Trying to follow the constant stream of press releases, government and EU consultations, guidance and debate regarding hydraulic fracturing (also referred to as “fracking”) can be tricky, but the issue in the UK remains as topical as ever.

Fit to Frack Report

The BBC reported on 13 March 2014 that research commissioned by leading wildlife and countryside groups has resulted in the issue of a report “Are We Fit To Frack?” which was launched by 6 organisations including the National Trust and the RSPB. This report contains proposals to limit the potential impact of hydraulic fracturing on the environment and includes setting up so-called “no frack zones” around the UK’s most sensitive conservation areas. The RSPB is stating that they would like the country’s most special sites to be “frack free”. However, the trade body which represents the onshore oil and gas industry states that many of the recommendations in the RSPB and Wildlife Trust report are already being adopted and current regulations are strict enough to protect the environment.

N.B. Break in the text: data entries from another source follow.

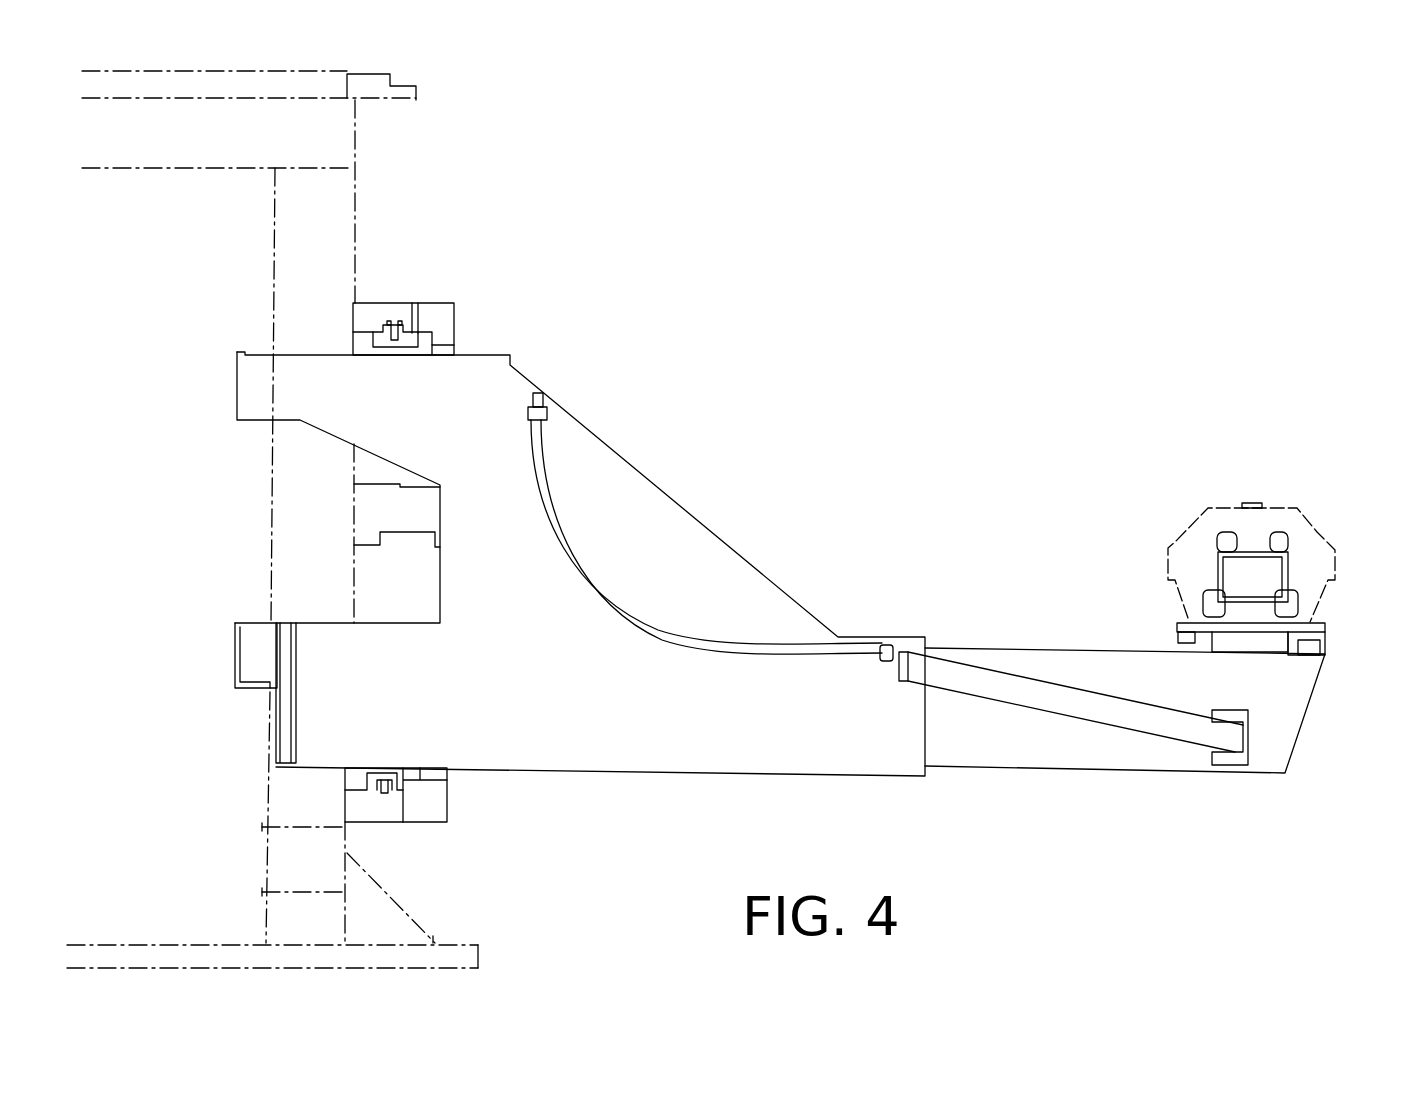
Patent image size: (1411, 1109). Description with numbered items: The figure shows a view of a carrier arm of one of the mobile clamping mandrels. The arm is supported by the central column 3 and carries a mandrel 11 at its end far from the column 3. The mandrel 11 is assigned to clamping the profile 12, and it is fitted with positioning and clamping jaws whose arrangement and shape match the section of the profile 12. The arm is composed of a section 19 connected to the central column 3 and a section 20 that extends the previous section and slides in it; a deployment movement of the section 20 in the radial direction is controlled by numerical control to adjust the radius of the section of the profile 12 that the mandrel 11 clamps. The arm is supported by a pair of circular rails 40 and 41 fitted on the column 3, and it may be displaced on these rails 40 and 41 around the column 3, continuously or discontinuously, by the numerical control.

The column 3 is at (390, 173).
The mandrel 11 is at (1312, 540).
The profile 12 is at (1287, 572).
The section 19 is at (628, 745).
The section 20 is at (1063, 753).
The circular rail 40 is at (398, 317).
The circular rail 41 is at (391, 805).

The BBC went on to say that the Chief Executive of the UK Onshore Operator’s Group (“UKOOG”) commented that the report contained a number of critical inaccuracies. He highlighted that the industry currently has to comply with 17 European directives, has to apply for up to 9 separate environmental permits and to reach binding agreements on noise and other operational and local social issues. His view was that the further restrictions suggested in the report are not needed.

Shale Gas Estimates

This topic can be set against the backdrop that large swathes of the UK have already been opened up for energy exploration, but these are so far concentrated in Lancashire, Cheshire, Yorkshire and Sussex. The government is considering expanding this to potentially more than half of the UK, an expansion which is set to take place this summer in the next round of onshore oil and gas licensing. The BBC reports that, ahead of this, the Department of Energy and Climate Change (“DECC”) has published an environmental study into the scale of UK shale reserves and its potential impacts, which is out for public consultation until 28 March this year.

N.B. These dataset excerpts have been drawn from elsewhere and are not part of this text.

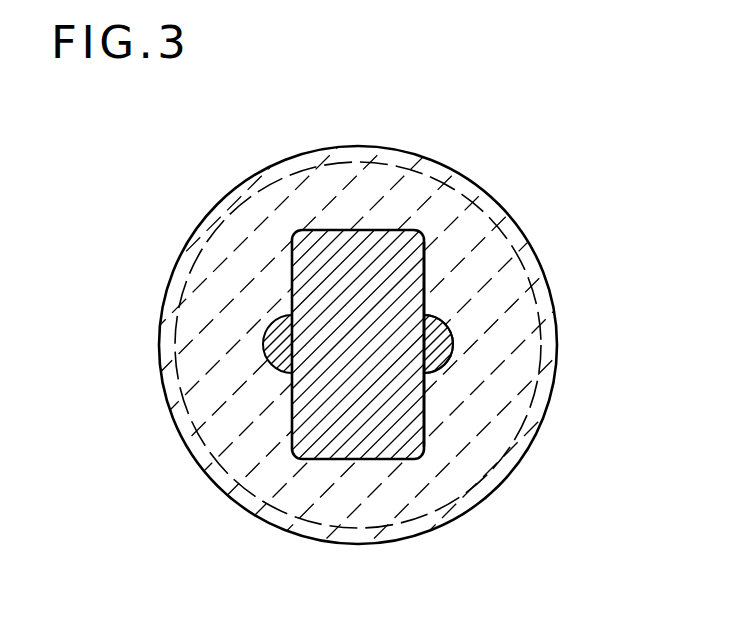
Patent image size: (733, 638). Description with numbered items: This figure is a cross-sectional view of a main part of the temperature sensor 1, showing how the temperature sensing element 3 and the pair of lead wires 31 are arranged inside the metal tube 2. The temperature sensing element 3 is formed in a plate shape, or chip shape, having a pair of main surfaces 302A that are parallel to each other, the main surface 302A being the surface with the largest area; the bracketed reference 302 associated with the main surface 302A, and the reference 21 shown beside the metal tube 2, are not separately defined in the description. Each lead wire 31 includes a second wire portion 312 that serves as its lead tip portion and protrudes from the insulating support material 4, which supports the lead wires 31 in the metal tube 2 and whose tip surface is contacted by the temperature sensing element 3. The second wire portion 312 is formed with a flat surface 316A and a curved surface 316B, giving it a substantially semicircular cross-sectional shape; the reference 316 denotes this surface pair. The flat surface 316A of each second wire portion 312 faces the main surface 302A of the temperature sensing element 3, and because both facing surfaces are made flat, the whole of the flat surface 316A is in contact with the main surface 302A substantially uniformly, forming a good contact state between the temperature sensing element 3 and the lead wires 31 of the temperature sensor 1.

The temperature sensor 1 is at (516, 152).
The metal tube 2 is at (180, 262).
The insulating covering 21 is at (287, 345).
The temperature sensing element 3 is at (372, 385).
The conductor outer surface 302 is at (323, 460).
The main surface 302A is at (430, 430).
The lead wire 31 is at (443, 360).
The second wire portion 312 is at (438, 343).
The protrusion surface 316 is at (550, 378).
The flat surface 316A is at (427, 329).
The curved surface 316B is at (447, 368).
The insulating support material 4 is at (240, 455).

Already, estimates provided by Cuadrilla (currently the only company in the UK to have used hydraulic fracturing in its test wells) show gas resource estimates in the north west of England are likely to need to be increased significantly upwards. A geologist with the company said there is 330 trillion cubic feet of gas in place in Cuadrilla’s licence area alone, which is 50% more than previous estimates. Cuadrilla is now in the process of expanding its operation in Lancashire, announcing recently that it was seeking planning permission for 2 new sites at Roseacre Wood and Preston New Road with plans to drill and hydraulically fracture 4 exploration wells at each site.

Permitting Issues

However, recent reports by Bloomberg estimate it takes 6 months to obtain a permit for hydraulic fracturing in the UK while in Texas it only takes 7 days. The delay in permitting in the UK helps explain why applications for a permit to frack in the UK are still virtually non-existent, despite the known shale gas reserves and the tax breaks offered by the government.

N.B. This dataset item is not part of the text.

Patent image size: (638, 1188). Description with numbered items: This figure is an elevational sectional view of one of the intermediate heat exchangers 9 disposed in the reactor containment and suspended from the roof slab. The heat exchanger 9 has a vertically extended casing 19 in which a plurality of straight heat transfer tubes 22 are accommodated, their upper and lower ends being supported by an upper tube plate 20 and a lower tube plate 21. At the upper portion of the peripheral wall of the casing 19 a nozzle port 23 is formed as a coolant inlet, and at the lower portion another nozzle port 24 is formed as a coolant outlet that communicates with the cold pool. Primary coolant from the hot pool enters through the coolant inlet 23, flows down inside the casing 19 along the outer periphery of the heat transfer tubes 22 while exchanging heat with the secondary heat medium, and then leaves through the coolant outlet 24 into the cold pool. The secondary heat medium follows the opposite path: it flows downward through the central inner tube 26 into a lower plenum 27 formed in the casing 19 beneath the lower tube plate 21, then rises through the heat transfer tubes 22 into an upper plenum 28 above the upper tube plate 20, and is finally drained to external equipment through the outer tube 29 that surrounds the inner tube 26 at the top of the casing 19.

Amidst the confusion regarding permitting requirements, the UK government has been trying hard to clarify what is required to carry out hydraulic fracturing in the UK. In December 2013 DECC published a regulatory road map for onshore oil and gas operations (including shale gas) which sets out the permits and permissions that developers need to obtain prior to drilling for onshore oil and gas. There are separate documents for each of England, Scotland, Wales and Northern Ireland to reflect the regulatory differences between the jurisdictions.

Investment Incentives

In June 2013, HM Treasury published Investing in Britain’s future a plan which sets out the government’s long-term strategy to build, repair and renew key infrastructure in the UK. Paragraphs 4.32-4.41 of the Plan indicated the actions that the government would take to support shale gas development including:

• July 2013 – New guidelines on the permitting and planning regime for shale gas developments to clarify the process for approving development.
• July 2013 – A consultation on tax incentives to encourage exploration of potential shale areas.
• An industry-led scheme of community benefits so that communities are rewarded for their part in the UK’s energy sector under which operators pay:
o £100,000 in community benefits at exploration phase, per well-site where hydraulic fracturing occurs; and
o 1% of revenues from production wells to communities that host them.

In general, the UK has been taking measures to encourage exploration of shale gas. In January 2014, David Cameron announced that local authorities would be able to keep 100% of business rates that they collect from shale gas sites. This is an increase from the 50% of business rates that local authorities previously understood they were allowed to keep. The same month, UKOOG confirmed it had launched a pilot scheme at selected shale gas sites in the UK to consult on how to share out the £100,000 community benefit scheme that was announced in 2013 (see above) which rewards communities hosting shale gas exploration sites. UKOOG will be consulting stakeholders in early 2014 on how the incentive of 1% of revenue from production wells that was also announced could be shared with local communities.


In summary, the pendulum seems to be swinging towards the pro-fracking side at present, but watch this space for further developments in the ongoing UK hydraulic fracturing saga.